Коннор вскочил, резко оттолкнув стул.
– Мне плевать, что написано в этих письмах. Я все равно думаю, что она как-то заставила его переписать завещание, ведь она ничем не лучше нас. Почему она должна получить больше, чем мы?
– Потому что она – хорошая дочь, – горячо возразила Слоан. – Она всю свою жизнь была рядом со своим отцом. Она посвятила свою жизнь своему отцу, и наш отец это знал! Разве мы с тобой вообще когда-то чем-нибудь жертвовали?
Коннор постоял, глядя на нее.
– Тебе придется выкупить у меня половину лондонского дома, Слоан, потому что ноги моей там не будет. – Он направился к двери.
Глядя ему вслед, Слоан поняла, что ее трясет. Дрожащими руками она вытерла слезы со щек, и вдруг заметила, что все сидящие за столом молча смотрят на нее.
– Спасибо, – сказала Фиона.
Мистер Уэйнрайт кашлянул и вытащил из-под лежащей перед ним папки, в которой лежали письма, еще одну.
– Теперь, когда мы разобрались с этим, мы бы хотели начать процесс передачи прав собственности на винодельню и прочих принадлежностей бизнеса на вас, мисс Белл. А также, Мария, у нас готовы документы на вашу виллу. Это довольно много работы. У вас обеих будет время закончить с бумагами сегодня?

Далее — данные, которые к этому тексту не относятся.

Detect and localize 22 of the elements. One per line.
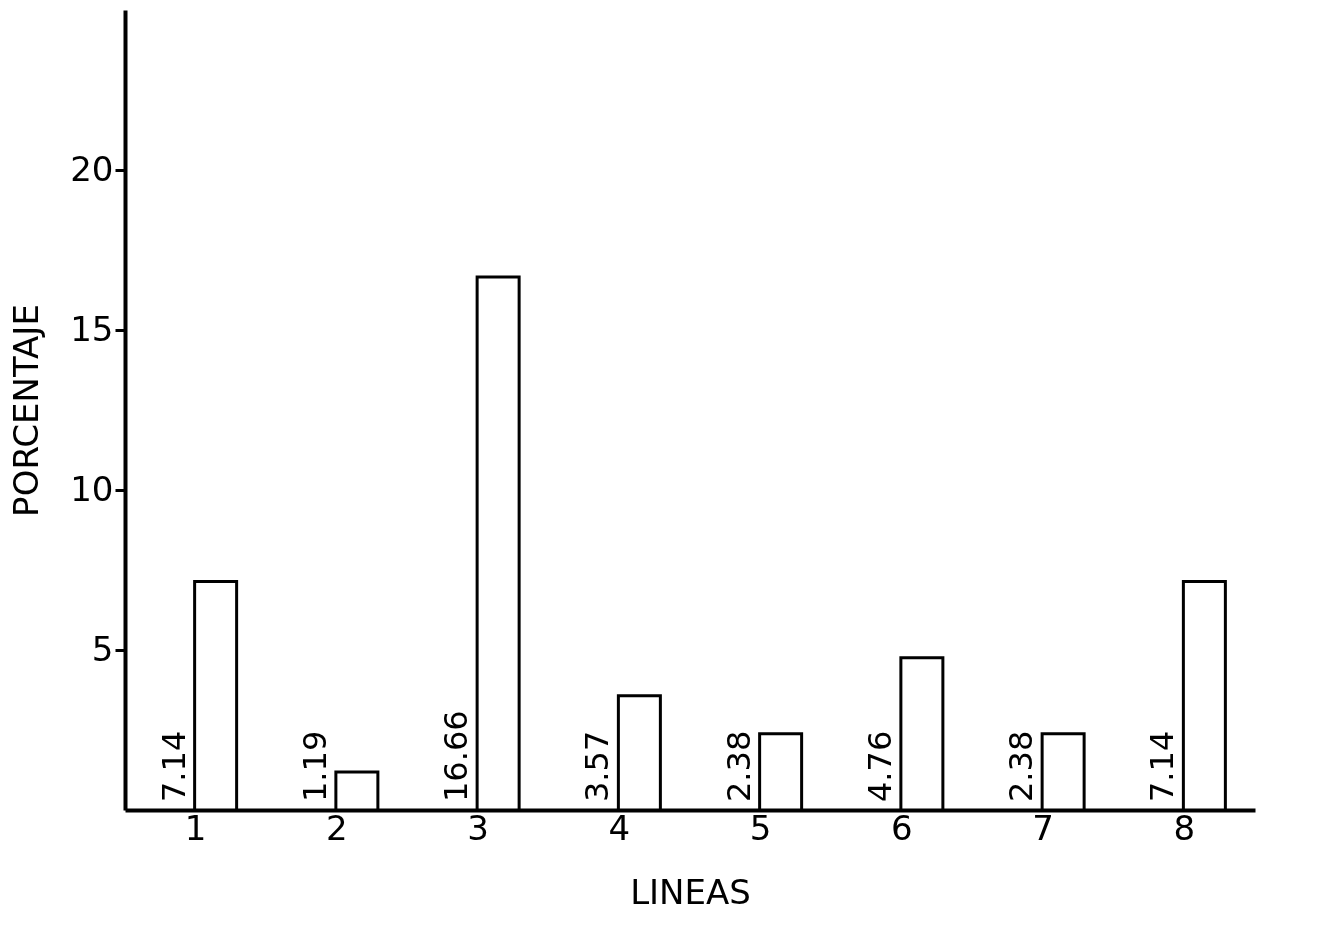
data-label: 4.76 (860, 730, 899, 802)
y-tick-label: 5 (91, 628, 114, 669)
x-tick-label: 2 (326, 807, 348, 848)
x-tick-label: 3 (467, 807, 489, 848)
x-tick-label: 1 (184, 807, 207, 848)
data-label: 1.19 (295, 730, 334, 802)
x-tick-label: 4 (608, 807, 631, 848)
x-tick-label: 5 (749, 807, 772, 848)
x-tick-label: 7 (1032, 807, 1054, 848)
x-tick-label: 6 (891, 807, 913, 848)
x-axis-title: LINEAS (630, 871, 751, 912)
y-tick-label: 15 (70, 308, 114, 349)
y-axis-title: PORCENTAJE (6, 304, 47, 517)
data-label: 2.38 (1002, 730, 1041, 802)
x-tick-label: 8 (1173, 807, 1196, 848)
data-label: 3.57 (578, 730, 617, 802)
data-label: 16.66 (437, 710, 476, 802)
data-label: 2.38 (719, 730, 758, 802)
data-label: 7.14 (154, 730, 193, 802)
data-label: 7.14 (1143, 730, 1182, 802)
y-tick-label: 20 (70, 148, 114, 189)
y-tick-label: 10 (70, 468, 114, 509)
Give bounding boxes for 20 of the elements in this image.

Фиона и Мария переглянулись.
– У меня – да, – ответила Фиона.
– У меня тоже, – добавила Мария.
– Отлично. Тогда приступим. – И мистер Уэйнрайт раскрыл папку.

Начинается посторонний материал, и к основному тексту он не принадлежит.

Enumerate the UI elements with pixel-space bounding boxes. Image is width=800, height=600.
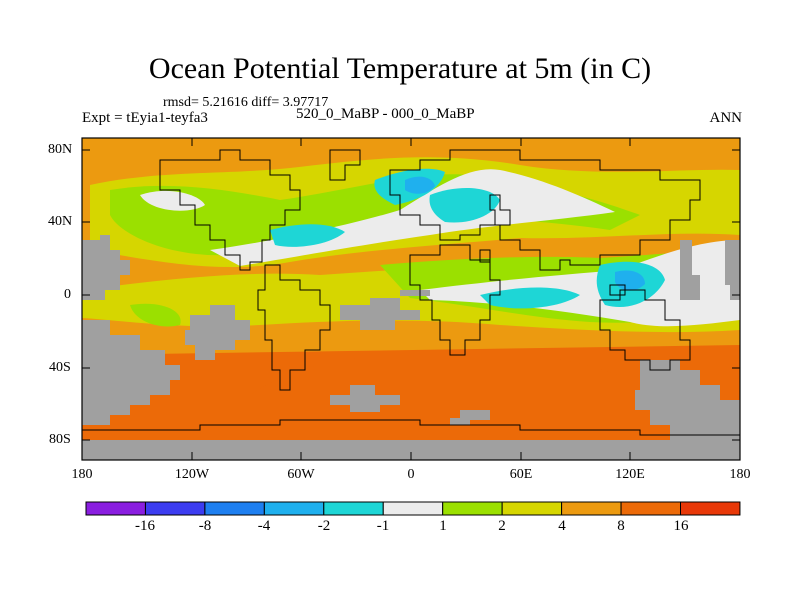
colorbar-swatch-0 xyxy=(85,501,146,516)
colorbar-swatch-5 xyxy=(382,501,444,516)
outline-inland-1 xyxy=(489,194,511,226)
lat-label-40n: 40N xyxy=(48,214,73,229)
lon-label-120w: 120W xyxy=(174,467,210,482)
experiment-label: Expt = tEyia1-teyfa3 xyxy=(82,110,208,126)
colorbar-label-6: 2 xyxy=(498,518,506,534)
colorbar-label-1: -8 xyxy=(198,518,212,534)
land-mask-east-1 xyxy=(680,240,700,300)
field-cyan-3 xyxy=(270,224,345,247)
lon-label-120e: 120E xyxy=(615,467,645,482)
lon-label-0: 0 xyxy=(407,467,415,482)
colorbar-swatch-10 xyxy=(680,501,741,516)
colorbar-swatch-8 xyxy=(561,501,622,516)
stats-line: rmsd= 5.21616 diff= 3.97717 xyxy=(163,95,329,110)
outline-inland-3 xyxy=(479,249,491,263)
lon-label-180e: 180 xyxy=(729,467,751,482)
colorbar-swatch-1 xyxy=(144,501,206,516)
colorbar-label-2: -4 xyxy=(257,518,271,534)
subtitle: 520_0_MaBP - 000_0_MaBP xyxy=(296,106,475,122)
outline-inland-2 xyxy=(609,284,626,296)
lat-label-80s: 80S xyxy=(49,432,71,447)
outline-eurasia xyxy=(389,149,701,271)
land-mask-atlantic-1 xyxy=(340,298,420,330)
colorbar-label-5: 1 xyxy=(439,518,447,534)
field-cyan-4 xyxy=(480,287,580,309)
colorbar-swatch-6 xyxy=(442,501,503,516)
colorbar-label-4: -1 xyxy=(376,518,390,534)
outline-greenland xyxy=(329,149,361,181)
lat-label-80n: 80N xyxy=(48,142,73,157)
lat-ticks xyxy=(82,149,740,441)
outline-australia xyxy=(599,289,691,371)
land-mask-atlantic-2 xyxy=(400,290,430,296)
colorbar-label-0: -16 xyxy=(135,518,155,534)
map-field xyxy=(82,138,740,460)
colorbar-swatch-9 xyxy=(620,501,681,516)
colorbar xyxy=(85,501,741,516)
field-white-equator xyxy=(420,240,740,327)
land-mask-pacific xyxy=(185,305,250,360)
plot-title: Ocean Potential Temperature at 5m (in C) xyxy=(148,52,652,85)
land-mask-east-2 xyxy=(725,240,740,300)
field-white-pacific xyxy=(140,190,205,211)
land-mask-south-atlantic xyxy=(330,385,400,412)
lon-label-180w: 180 xyxy=(71,467,93,482)
lon-label-60e: 60E xyxy=(509,467,533,482)
colorbar-swatch-4 xyxy=(323,501,384,516)
land-mask-west xyxy=(82,235,130,300)
colorbar-swatch-3 xyxy=(263,501,325,516)
colorbar-swatch-2 xyxy=(204,501,265,516)
field-green-patch xyxy=(130,303,181,327)
land-mask-south-small xyxy=(450,410,490,425)
colorbar-label-3: -2 xyxy=(317,518,331,534)
outline-north-america xyxy=(159,149,301,271)
land-mask-southwest xyxy=(82,320,180,425)
field-blue-core-2 xyxy=(615,270,645,291)
lat-label-0: 0 xyxy=(64,287,71,302)
colorbar-label-7: 4 xyxy=(558,518,566,534)
continent-outlines xyxy=(82,149,740,436)
colorbar-label-9: 16 xyxy=(673,518,689,534)
land-mask-antarctic xyxy=(82,440,740,460)
lon-ticks xyxy=(81,138,741,460)
colorbar-swatch-7 xyxy=(501,501,563,516)
season-label: ANN xyxy=(709,110,743,126)
field-blue-core-1 xyxy=(405,176,435,194)
outline-antarctica xyxy=(82,419,740,436)
lat-label-40s: 40S xyxy=(49,360,71,375)
outline-africa xyxy=(409,244,501,356)
field-cyan-2 xyxy=(429,188,500,223)
field-warm-southern-ocean xyxy=(250,354,660,440)
lon-label-60w: 60W xyxy=(287,467,315,482)
colorbar-label-8: 8 xyxy=(617,518,625,534)
outline-south-america xyxy=(257,264,331,391)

Когда адвокаты уехали, Слоан поднялась в свою спальню и свернулась клубочком в постели. Эван и Хлоя в наушниках сидели на диване, глядя в свои планшеты.
Раздался стук в дверь, и в комнату заглянула Фиона. Слоан села в постели, промокая глаза салфеткой, и попыталась взять себя в руки. Эван и Хлоя подняли глаза, взглянули на нее и снова уткнулись в экраны.
– Привет, – сказала Фиона. – Как ты?
– Ужасно, – ответила Слоан. – Но ты не думай, пожалуйста, что я плачу из-за того, что ты получила винодельню, а я нет. Я не виню тебя, и сейчас я думаю совсем не об этом. – Она увидела, что Фиона зашла в комнату.
– А о чем ты думаешь? – спросила Фиона.
– О том, что я не знаю, как сумею пережить тот факт, что всю свою жизнь я игнорировала собственного отца. Я ужасно его подвела. – Она посмотрела на Эвана и Хлою, которые не слышали их разговора. – Не знаю, что бы я делала, если бы они вели себя так же со мной. Если бы они не хотели меня видеть. И я не поступлю так с Эланом, как бы сердита на него я ни была. Я сделаю все, чтобы у детей были с ним хорошие отношения и они могли бы сами судить о своем отце, когда вырастут.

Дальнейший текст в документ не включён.